Jones serves as Director of Research and Delivery at the Ministry of Finance in Sierra Leone. She is also an Associate Lecturer in the Department of Economics and Commerce at Fourah Bay College, University of Sierra Leone. Additionally, she is the Team Lead for the Economic Policy pathway on the University of Sierra Leone's Master of Research and Public Policy (MRPP) collaborative Masters program with the Partnership of African Social and Governance Research (PASGR).

Jones is also an entrepreneur and co-founded the Peninsular Innovative Group (PI Group) with her husband, Herbert Jones. The PI Group operates across the shipping, manufacturing, and agri-business industries in Sierra Leone. Jones founded the Yak Jones Foundation, promoting reading and child literacy by donating books to needy schools, organising reading comprehension and quiz competitions, and establishing book clubs. The Foundation has worked with Project Pikin's Safe Space Library to provide reading materials for Freetown's street children and the Rotary Club Sunset of Freetown to establish a school library.
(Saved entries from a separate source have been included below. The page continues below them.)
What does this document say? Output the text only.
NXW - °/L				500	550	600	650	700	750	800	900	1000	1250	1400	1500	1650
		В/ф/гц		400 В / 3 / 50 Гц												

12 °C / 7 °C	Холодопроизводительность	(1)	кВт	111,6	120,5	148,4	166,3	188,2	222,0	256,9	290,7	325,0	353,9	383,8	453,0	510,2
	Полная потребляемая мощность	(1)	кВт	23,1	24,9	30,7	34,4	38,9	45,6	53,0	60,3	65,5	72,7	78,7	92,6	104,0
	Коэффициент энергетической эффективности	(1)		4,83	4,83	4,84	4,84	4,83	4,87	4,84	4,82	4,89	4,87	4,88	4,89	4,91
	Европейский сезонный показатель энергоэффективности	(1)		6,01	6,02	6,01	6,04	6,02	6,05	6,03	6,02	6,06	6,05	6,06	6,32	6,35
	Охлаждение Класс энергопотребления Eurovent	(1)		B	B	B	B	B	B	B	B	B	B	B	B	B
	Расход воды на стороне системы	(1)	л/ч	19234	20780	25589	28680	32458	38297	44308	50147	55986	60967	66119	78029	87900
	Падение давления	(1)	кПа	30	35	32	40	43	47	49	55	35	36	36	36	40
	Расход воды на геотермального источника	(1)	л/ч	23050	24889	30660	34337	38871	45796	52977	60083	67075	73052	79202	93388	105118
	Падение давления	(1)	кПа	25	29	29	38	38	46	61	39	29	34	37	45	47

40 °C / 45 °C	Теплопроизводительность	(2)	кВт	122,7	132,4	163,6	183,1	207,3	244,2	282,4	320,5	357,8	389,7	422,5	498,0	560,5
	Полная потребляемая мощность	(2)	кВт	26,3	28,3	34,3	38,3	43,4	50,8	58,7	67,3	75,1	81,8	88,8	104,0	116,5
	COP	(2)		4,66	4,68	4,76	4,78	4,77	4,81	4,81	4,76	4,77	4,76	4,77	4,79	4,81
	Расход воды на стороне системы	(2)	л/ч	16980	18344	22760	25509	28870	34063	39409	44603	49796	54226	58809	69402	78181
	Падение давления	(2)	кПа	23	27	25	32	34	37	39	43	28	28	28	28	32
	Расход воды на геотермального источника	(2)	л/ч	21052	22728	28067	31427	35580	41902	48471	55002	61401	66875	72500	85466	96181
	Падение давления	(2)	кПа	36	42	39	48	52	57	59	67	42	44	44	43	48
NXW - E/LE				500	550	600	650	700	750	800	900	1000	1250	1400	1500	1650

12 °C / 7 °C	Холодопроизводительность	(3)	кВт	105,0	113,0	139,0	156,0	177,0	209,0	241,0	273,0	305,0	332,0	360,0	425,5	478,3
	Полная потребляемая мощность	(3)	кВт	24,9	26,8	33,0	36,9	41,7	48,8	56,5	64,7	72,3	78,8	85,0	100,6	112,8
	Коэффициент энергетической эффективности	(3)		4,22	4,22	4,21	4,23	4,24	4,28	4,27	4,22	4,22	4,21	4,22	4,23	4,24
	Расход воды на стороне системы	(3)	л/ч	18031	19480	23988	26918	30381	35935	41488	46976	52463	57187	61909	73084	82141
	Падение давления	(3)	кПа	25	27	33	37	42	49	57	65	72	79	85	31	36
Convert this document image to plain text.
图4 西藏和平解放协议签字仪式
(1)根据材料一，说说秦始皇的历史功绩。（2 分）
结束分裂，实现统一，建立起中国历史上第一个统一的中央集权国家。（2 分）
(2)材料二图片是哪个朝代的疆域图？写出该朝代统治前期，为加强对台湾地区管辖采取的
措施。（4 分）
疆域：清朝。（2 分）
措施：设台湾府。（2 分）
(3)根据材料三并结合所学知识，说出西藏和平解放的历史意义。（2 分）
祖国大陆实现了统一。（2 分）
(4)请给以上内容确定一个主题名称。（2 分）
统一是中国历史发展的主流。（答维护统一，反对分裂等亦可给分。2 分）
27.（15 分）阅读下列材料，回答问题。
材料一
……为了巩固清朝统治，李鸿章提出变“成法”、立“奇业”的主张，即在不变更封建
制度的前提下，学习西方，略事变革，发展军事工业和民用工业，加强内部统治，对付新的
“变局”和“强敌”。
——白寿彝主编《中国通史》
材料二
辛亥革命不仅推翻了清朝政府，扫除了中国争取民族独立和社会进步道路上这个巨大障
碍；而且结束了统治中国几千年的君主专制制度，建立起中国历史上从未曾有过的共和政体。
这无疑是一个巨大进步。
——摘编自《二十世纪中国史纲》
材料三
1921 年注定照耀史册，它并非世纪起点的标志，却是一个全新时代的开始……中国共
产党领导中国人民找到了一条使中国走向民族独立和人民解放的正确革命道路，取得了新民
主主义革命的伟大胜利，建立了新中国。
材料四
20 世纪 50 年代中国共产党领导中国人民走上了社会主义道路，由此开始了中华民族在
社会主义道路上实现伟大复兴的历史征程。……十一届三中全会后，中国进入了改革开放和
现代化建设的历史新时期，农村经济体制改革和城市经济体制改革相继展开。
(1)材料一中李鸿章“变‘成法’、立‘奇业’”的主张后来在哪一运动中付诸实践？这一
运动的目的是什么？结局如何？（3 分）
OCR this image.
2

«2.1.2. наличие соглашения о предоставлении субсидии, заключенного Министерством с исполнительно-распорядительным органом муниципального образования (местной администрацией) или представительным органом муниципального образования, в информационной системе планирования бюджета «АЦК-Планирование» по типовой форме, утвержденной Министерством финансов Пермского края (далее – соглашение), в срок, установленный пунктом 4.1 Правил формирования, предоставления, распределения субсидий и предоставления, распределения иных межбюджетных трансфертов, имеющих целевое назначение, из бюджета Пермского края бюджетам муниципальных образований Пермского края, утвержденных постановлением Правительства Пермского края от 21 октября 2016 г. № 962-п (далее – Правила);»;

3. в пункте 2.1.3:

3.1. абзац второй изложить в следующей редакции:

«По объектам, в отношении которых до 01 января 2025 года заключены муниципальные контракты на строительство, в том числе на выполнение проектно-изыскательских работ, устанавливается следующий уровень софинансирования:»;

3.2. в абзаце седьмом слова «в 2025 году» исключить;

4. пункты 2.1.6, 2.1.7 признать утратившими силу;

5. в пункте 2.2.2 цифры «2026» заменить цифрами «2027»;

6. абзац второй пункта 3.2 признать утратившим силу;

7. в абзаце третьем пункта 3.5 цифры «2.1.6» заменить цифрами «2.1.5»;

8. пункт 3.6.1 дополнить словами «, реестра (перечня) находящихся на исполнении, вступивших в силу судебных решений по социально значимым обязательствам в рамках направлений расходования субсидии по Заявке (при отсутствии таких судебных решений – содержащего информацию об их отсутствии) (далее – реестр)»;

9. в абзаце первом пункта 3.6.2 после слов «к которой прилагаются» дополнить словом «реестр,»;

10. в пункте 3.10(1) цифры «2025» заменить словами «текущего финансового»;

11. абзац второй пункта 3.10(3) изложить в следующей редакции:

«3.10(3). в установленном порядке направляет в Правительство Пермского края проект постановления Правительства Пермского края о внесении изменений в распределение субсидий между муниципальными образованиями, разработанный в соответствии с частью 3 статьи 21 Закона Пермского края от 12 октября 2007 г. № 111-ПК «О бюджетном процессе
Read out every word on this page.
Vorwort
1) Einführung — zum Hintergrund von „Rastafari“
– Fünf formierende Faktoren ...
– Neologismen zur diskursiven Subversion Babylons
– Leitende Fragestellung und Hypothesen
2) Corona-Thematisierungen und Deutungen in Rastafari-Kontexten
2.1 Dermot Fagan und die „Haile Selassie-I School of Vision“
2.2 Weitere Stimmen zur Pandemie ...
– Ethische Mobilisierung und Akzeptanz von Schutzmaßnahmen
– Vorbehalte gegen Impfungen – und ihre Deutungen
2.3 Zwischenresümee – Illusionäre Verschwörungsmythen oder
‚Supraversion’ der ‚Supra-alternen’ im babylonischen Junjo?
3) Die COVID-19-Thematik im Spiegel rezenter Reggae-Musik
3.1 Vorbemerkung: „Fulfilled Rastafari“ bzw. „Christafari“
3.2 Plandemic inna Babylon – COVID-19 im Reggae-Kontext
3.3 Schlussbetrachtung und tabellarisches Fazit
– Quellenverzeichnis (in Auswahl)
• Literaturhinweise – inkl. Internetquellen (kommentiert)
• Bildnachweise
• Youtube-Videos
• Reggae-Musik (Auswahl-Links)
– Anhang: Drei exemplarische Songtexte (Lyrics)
Jones is a Senior Research Fellow at the Centre for Alternative Policy Research and Innovation and a certified mentor on Mentor-X Africa She also currently serves on the boards of the Children's Education Foundation, Asmaa James Foundation, Girls Plus and several schools. Jones has given lectures locally and internationally with organizations such as the United Nations Population Fund (UNFPA), the Blavatnik School of Government, University of Oxford, the Tony Blair Institute for Global Change, and the World Bank. She speaks on issues such as education, entrepreneurship, human capital development, and service delivery. Jones was a 2017 Sierra Leone Open Government Fellow in the Open Data Fellowship Programme.

== Awards and Honours ==
Jones was named one of 50 Most Influential Young Sierra Leoneans, one of the 50 Most Influential Women in Sierra Leone, one of the 100 Most Influential Young Sierra Leoneans, recognized for excellence and integrity by Youth in Governance-SL and featuring on the 100 Women in West Africa list.

== Personal life ==
Jones is married to Herbert Durosimi Jones. Together they have two daughters, Hedya-Gold and Hedsania-Silver Jones.

== Research interests ==
Jones' research interests include: Development Economics, International Business, Human Capital Development, Macro and Micro-level data analysis for growth dynamics, Building data systems and innovative growth metrics, Innovation and Systems Approaches to Public Service Delivery and Human-Centered Design.